Setiap mukmin mengalami *fatra* spiritual. Ini bisa berupa penurunan semangat beribadah, rasa hampa, atau hilangnya kenikmatan dalam ketaatan. Jika Nabi Muhammad ﷺ—pribadi yang paling dicintai Allah—mengalami jeda, maka wajar jika kita juga mengalaminya. Surah Ad-Dhuha mengajarkan kita untuk tidak panik selama *fatra*. Sebaliknya, kita harus:
Melalui analisis surah ad dhuha dan artinya yang mendalam, kita menyadari bahwa surah ini menawarkan sebuah kurikulum lengkap untuk resiliensi (daya lenting) spiritual. Ia mengajar kita bagaimana menghadapi kegelapan dengan janji cahaya yang tak terhindarkan. Janji Ilahi bahwa "yang kemudian itu lebih baik bagimu daripada yang permulaan" bukan sekadar kata-kata penghiburan, tetapi sebuah hukum universal dalam relasi antara Hamba dan Khaliq.
Semua aspek dari surah ini—dari sumpah kosmik, janji pribadi, pengingat sejarah, hingga perintah etis—merangkum esensi ajaran Islam: hidup adalah perjuangan yang diliputi Rahmat, dan respons terbaik terhadap Rahmat adalah syukur yang diwujudkan dalam kasih sayang terhadap sesama. Setiap kata dalam Surah Ad-Dhuha adalah penegasan bahwa Allah tidak pernah, dan tidak akan pernah, meninggalkan hamba-Nya yang berjuang di jalan-Nya.

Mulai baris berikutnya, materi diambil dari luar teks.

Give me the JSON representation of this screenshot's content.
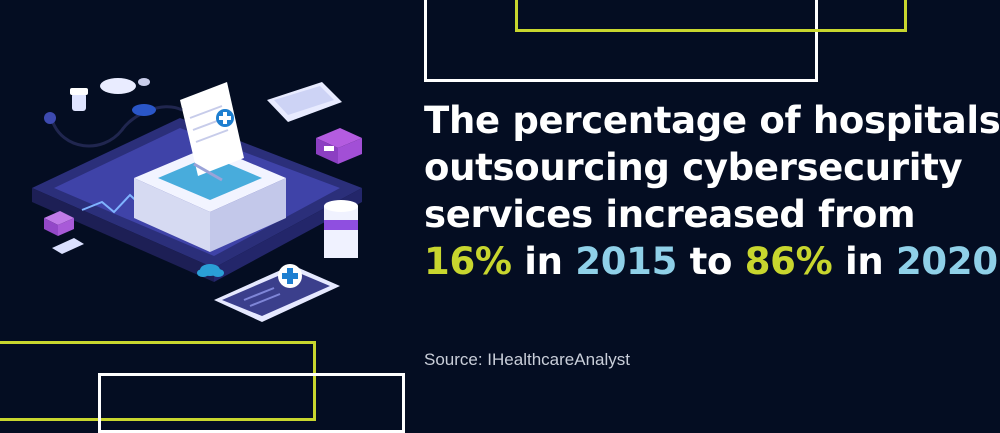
{
  "headline": {
    "line1": "The percentage of hospitals",
    "line2": "outsourcing cybersecurity",
    "line3": "services increased from",
    "pct_2015": "16%",
    "in_1": " in ",
    "year_1": "2015",
    "to": " to ",
    "pct_2020": "86%",
    "in_2": " in ",
    "year_2": "2020",
    "period": "."
  },
  "source": "Source: IHealthcareAnalyst",
  "colors": {
    "background": "#040d22",
    "lime_accent": "#c8d62e",
    "blue_accent": "#8fd0e8",
    "text": "#ffffff"
  },
  "illustration": {
    "icons": [
      "medical-cross-icon",
      "pill-bottle-icon",
      "stethoscope-icon",
      "medical-document-icon",
      "smartphone-icon",
      "cloud-icon",
      "laptop-platform-icon"
    ]
  }
}
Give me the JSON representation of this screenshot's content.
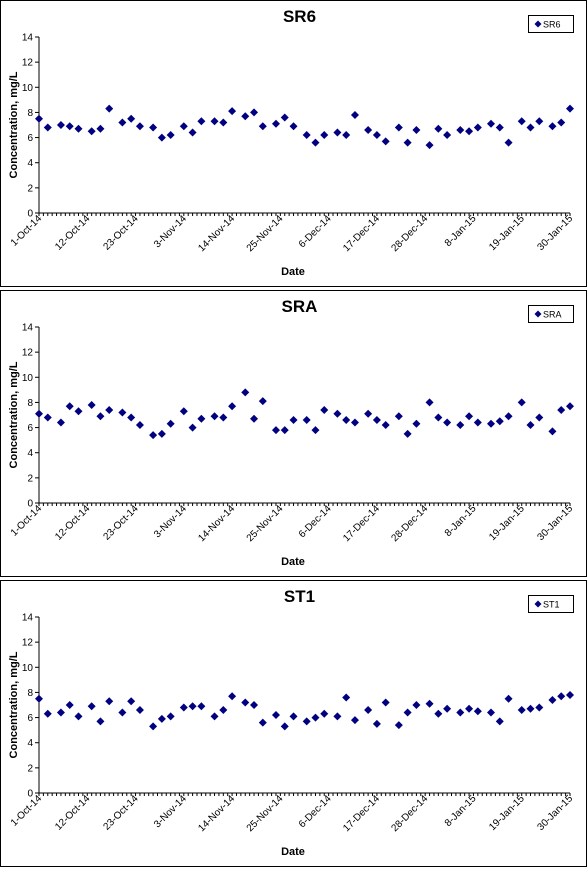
{
  "chart_data": [
    {
      "type": "scatter",
      "title": "SR6",
      "xlabel": "Date",
      "ylabel": "Concentration, mg/L",
      "ylim": [
        0,
        14
      ],
      "yticks": [
        0,
        2,
        4,
        6,
        8,
        10,
        12,
        14
      ],
      "xlim": [
        "2014-10-01",
        "2015-01-30"
      ],
      "xtick_labels": [
        "1-Oct-14",
        "12-Oct-14",
        "23-Oct-14",
        "3-Nov-14",
        "14-Nov-14",
        "25-Nov-14",
        "6-Dec-14",
        "17-Dec-14",
        "28-Dec-14",
        "8-Jan-15",
        "19-Jan-15",
        "30-Jan-15"
      ],
      "legend_position": "top-right",
      "color": "#000080",
      "series": [
        {
          "name": "SR6",
          "x": [
            "2014-10-01",
            "2014-10-03",
            "2014-10-06",
            "2014-10-08",
            "2014-10-10",
            "2014-10-13",
            "2014-10-15",
            "2014-10-17",
            "2014-10-20",
            "2014-10-22",
            "2014-10-24",
            "2014-10-27",
            "2014-10-29",
            "2014-10-31",
            "2014-11-03",
            "2014-11-05",
            "2014-11-07",
            "2014-11-10",
            "2014-11-12",
            "2014-11-14",
            "2014-11-17",
            "2014-11-19",
            "2014-11-21",
            "2014-11-24",
            "2014-11-26",
            "2014-11-28",
            "2014-12-01",
            "2014-12-03",
            "2014-12-05",
            "2014-12-08",
            "2014-12-10",
            "2014-12-12",
            "2014-12-15",
            "2014-12-17",
            "2014-12-19",
            "2014-12-22",
            "2014-12-24",
            "2014-12-26",
            "2014-12-29",
            "2014-12-31",
            "2015-01-02",
            "2015-01-05",
            "2015-01-07",
            "2015-01-09",
            "2015-01-12",
            "2015-01-14",
            "2015-01-16",
            "2015-01-19",
            "2015-01-21",
            "2015-01-23",
            "2015-01-26",
            "2015-01-28",
            "2015-01-30"
          ],
          "values": [
            7.5,
            6.8,
            7.0,
            6.9,
            6.7,
            6.5,
            6.7,
            8.3,
            7.2,
            7.5,
            6.9,
            6.8,
            6.0,
            6.2,
            6.9,
            6.4,
            7.3,
            7.3,
            7.2,
            8.1,
            7.7,
            8.0,
            6.9,
            7.1,
            7.6,
            6.9,
            6.2,
            5.6,
            6.2,
            6.4,
            6.2,
            7.8,
            6.6,
            6.2,
            5.7,
            6.8,
            5.6,
            6.6,
            5.4,
            6.7,
            6.2,
            6.6,
            6.5,
            6.8,
            7.1,
            6.8,
            5.6,
            7.3,
            6.8,
            7.3,
            6.9,
            7.2,
            8.3
          ]
        }
      ]
    },
    {
      "type": "scatter",
      "title": "SRA",
      "xlabel": "Date",
      "ylabel": "Concentration, mg/L",
      "ylim": [
        0,
        14
      ],
      "yticks": [
        0,
        2,
        4,
        6,
        8,
        10,
        12,
        14
      ],
      "xlim": [
        "2014-10-01",
        "2015-01-30"
      ],
      "xtick_labels": [
        "1-Oct-14",
        "12-Oct-14",
        "23-Oct-14",
        "3-Nov-14",
        "14-Nov-14",
        "25-Nov-14",
        "6-Dec-14",
        "17-Dec-14",
        "28-Dec-14",
        "8-Jan-15",
        "19-Jan-15",
        "30-Jan-15"
      ],
      "legend_position": "top-right",
      "color": "#000080",
      "series": [
        {
          "name": "SRA",
          "x": [
            "2014-10-01",
            "2014-10-03",
            "2014-10-06",
            "2014-10-08",
            "2014-10-10",
            "2014-10-13",
            "2014-10-15",
            "2014-10-17",
            "2014-10-20",
            "2014-10-22",
            "2014-10-24",
            "2014-10-27",
            "2014-10-29",
            "2014-10-31",
            "2014-11-03",
            "2014-11-05",
            "2014-11-07",
            "2014-11-10",
            "2014-11-12",
            "2014-11-14",
            "2014-11-17",
            "2014-11-19",
            "2014-11-21",
            "2014-11-24",
            "2014-11-26",
            "2014-11-28",
            "2014-12-01",
            "2014-12-03",
            "2014-12-05",
            "2014-12-08",
            "2014-12-10",
            "2014-12-12",
            "2014-12-15",
            "2014-12-17",
            "2014-12-19",
            "2014-12-22",
            "2014-12-24",
            "2014-12-26",
            "2014-12-29",
            "2014-12-31",
            "2015-01-02",
            "2015-01-05",
            "2015-01-07",
            "2015-01-09",
            "2015-01-12",
            "2015-01-14",
            "2015-01-16",
            "2015-01-19",
            "2015-01-21",
            "2015-01-23",
            "2015-01-26",
            "2015-01-28",
            "2015-01-30"
          ],
          "values": [
            7.1,
            6.8,
            6.4,
            7.7,
            7.3,
            7.8,
            6.9,
            7.4,
            7.2,
            6.8,
            6.2,
            5.4,
            5.5,
            6.3,
            7.3,
            6.0,
            6.7,
            6.9,
            6.8,
            7.7,
            8.8,
            6.7,
            8.1,
            5.8,
            5.8,
            6.6,
            6.6,
            5.8,
            7.4,
            7.1,
            6.6,
            6.4,
            7.1,
            6.6,
            6.2,
            6.9,
            5.5,
            6.3,
            8.0,
            6.8,
            6.4,
            6.2,
            6.9,
            6.4,
            6.3,
            6.5,
            6.9,
            8.0,
            6.2,
            6.8,
            5.7,
            7.4,
            7.7
          ]
        }
      ]
    },
    {
      "type": "scatter",
      "title": "ST1",
      "xlabel": "Date",
      "ylabel": "Concentration, mg/L",
      "ylim": [
        0,
        14
      ],
      "yticks": [
        0,
        2,
        4,
        6,
        8,
        10,
        12,
        14
      ],
      "xlim": [
        "2014-10-01",
        "2015-01-30"
      ],
      "xtick_labels": [
        "1-Oct-14",
        "12-Oct-14",
        "23-Oct-14",
        "3-Nov-14",
        "14-Nov-14",
        "25-Nov-14",
        "6-Dec-14",
        "17-Dec-14",
        "28-Dec-14",
        "8-Jan-15",
        "19-Jan-15",
        "30-Jan-15"
      ],
      "legend_position": "top-right",
      "color": "#000080",
      "series": [
        {
          "name": "ST1",
          "x": [
            "2014-10-01",
            "2014-10-03",
            "2014-10-06",
            "2014-10-08",
            "2014-10-10",
            "2014-10-13",
            "2014-10-15",
            "2014-10-17",
            "2014-10-20",
            "2014-10-22",
            "2014-10-24",
            "2014-10-27",
            "2014-10-29",
            "2014-10-31",
            "2014-11-03",
            "2014-11-05",
            "2014-11-07",
            "2014-11-10",
            "2014-11-12",
            "2014-11-14",
            "2014-11-17",
            "2014-11-19",
            "2014-11-21",
            "2014-11-24",
            "2014-11-26",
            "2014-11-28",
            "2014-12-01",
            "2014-12-03",
            "2014-12-05",
            "2014-12-08",
            "2014-12-10",
            "2014-12-12",
            "2014-12-15",
            "2014-12-17",
            "2014-12-19",
            "2014-12-22",
            "2014-12-24",
            "2014-12-26",
            "2014-12-29",
            "2014-12-31",
            "2015-01-02",
            "2015-01-05",
            "2015-01-07",
            "2015-01-09",
            "2015-01-12",
            "2015-01-14",
            "2015-01-16",
            "2015-01-19",
            "2015-01-21",
            "2015-01-23",
            "2015-01-26",
            "2015-01-28",
            "2015-01-30"
          ],
          "values": [
            7.5,
            6.3,
            6.4,
            7.0,
            6.1,
            6.9,
            5.7,
            7.3,
            6.4,
            7.3,
            6.6,
            5.3,
            5.9,
            6.1,
            6.8,
            6.9,
            6.9,
            6.1,
            6.6,
            7.7,
            7.2,
            7.0,
            5.6,
            6.2,
            5.3,
            6.1,
            5.7,
            6.0,
            6.3,
            6.1,
            7.6,
            5.8,
            6.6,
            5.5,
            7.2,
            5.4,
            6.4,
            7.0,
            7.1,
            6.3,
            6.7,
            6.4,
            6.7,
            6.5,
            6.4,
            5.7,
            7.5,
            6.6,
            6.7,
            6.8,
            7.4,
            7.7,
            7.8
          ]
        }
      ]
    }
  ]
}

Ketika jiwa merasa lelah dan semangat dakwah atau ketaatan terasa meredup, surah ini hadir sebagai pengingat abadi bahwa Allah SWT adalah *Rabbuka* (Tuhanmu, Pengasuhmu) yang tidak mungkin memutuskan hubungan denganmu. Dia sedang mempersiapkan ganjaran yang akan memuaskan hatimu sepenuhnya, karena Dia telah menjanjikannya: وَلَسَوْفَ يُعْطِيكَ رَبُّكَ فَتَرْضَىٰ.
Melalui pemahaman mendalam tentang surah ad dhuha dan artinya, setiap mukmin diajak untuk merefleksikan kembali perjalanan hidupnya. Jika di masa lalu Allah telah mampu mengubah kerentanan seorang yatim piatu menjadi pemimpin agung seluruh alam, maka Dia pasti mampu mengubah kesulitan pribadi kita hari ini menjadi fondasi bagi kemenangan dan kepuasan di masa depan.
Pelajaran-pelajaran dari Surah Ad-Dhuha adalah warisan tak ternilai. Ia mengajarkan kita untuk menyambut kesulitan dengan optimisme, mengingat nikmat dengan rasa syukur yang mendalam, dan merespons perlindungan Ilahi dengan tindakan nyata berupa kasih sayang dan keadilan terhadap mereka yang berada dalam kondisi rentan. Surah ini adalah peta jalan menuju kepuasan sejati, baik di dunia maupun di Akhirat.